Harold Hippisley

Personal information
- Full name: Harold Edwin Hippisley
- Born: 3 September 1890 Wells, Somerset, England
- Died: 23 October 1914 (aged 24) Langemarck, Belgium
- Batting: Right-handed
- Bowling: Unknown
- Role: Batsman

Domestic team information
- 1909–13: Somerset
- First-class debut: 23 August 1909 Somerset v Worcestershire
- Last First-class: 16 July 1913 Somerset v Derbyshire

Career statistics
| Competition | First-class |
| Matches | 7 |
| Runs scored | 114 |
| Batting average | 9.50 |
| 100s/50s | –/– |
| Top score | 40* |
| Balls bowled | – |
| Wickets | – |
| Bowling average | – |
| 5 wickets in innings | – |
| 10 wickets in match | – |
| Best bowling | – |
| Catches/stumpings | 2/– |
- Source: CricketArchive, 18 January 2011

= Harold Hippisley =

English cricketer

Harold Edwin Hippisley (3 September 1890 - 23 October 1914) played first-class cricket for Somerset from 1909 to 1913. He was born at Wells, Somerset and died in the First World War fighting at Langemarck, Belgium.
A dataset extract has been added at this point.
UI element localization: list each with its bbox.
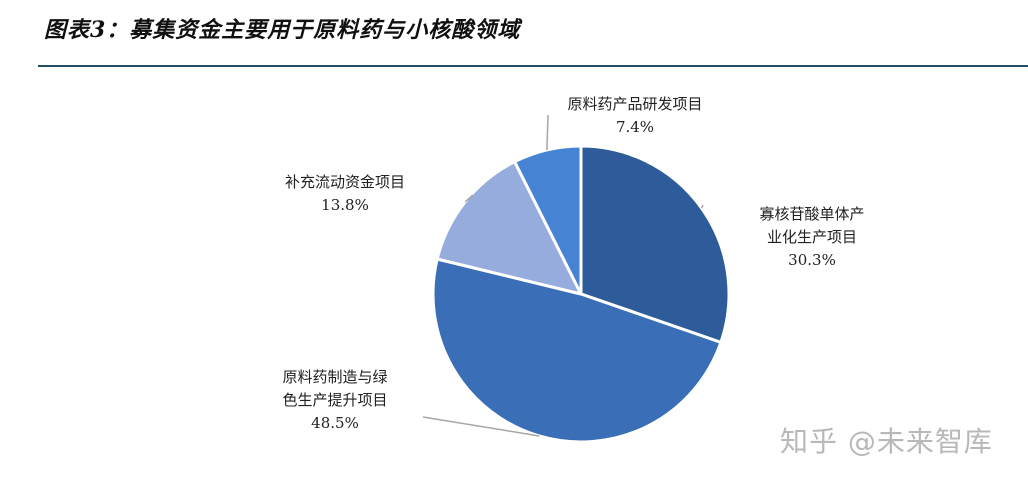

Hippisley was educated at King's School, Bruton where he was captain of cricket, hockey and football. As a cricketer, he was "a forceful batsman, a cunning bowler and a fine fielder". He joined his King's Bruton team-mate Leonard Sutton in the Somerset side late in the 1909 season and in his first match, playing against Worcestershire and batting at No 9, he made an unbeaten 40, which proved to be his highest first-class score. He played in all just seven times for Somerset and had only one other successful match: against Northamptonshire in 1913 he made 14 and 36, though Somerset lost the game heavily. He did not bowl in first-class cricket. In minor cricket, he scored 150 for the Old Brutonians team against Sidmouth in 1911, sharing a second wicket partnership of 396 with Percy Vasey, who made 282.

Hippisley also continued with his hockey career after school: he played for Somerset and for West of England sides and in December 1913, he was selected for a trial match for the England hockey team, though he did not win an international cap.

Hippisley was commissioned as a second lieutenant in the first battalion of the Gloucestershire Regiment in 1914, and was fatally shot in the forehead at Langemarck just 11 weeks after the war started. He had been married on the day that his regiment set sail for France.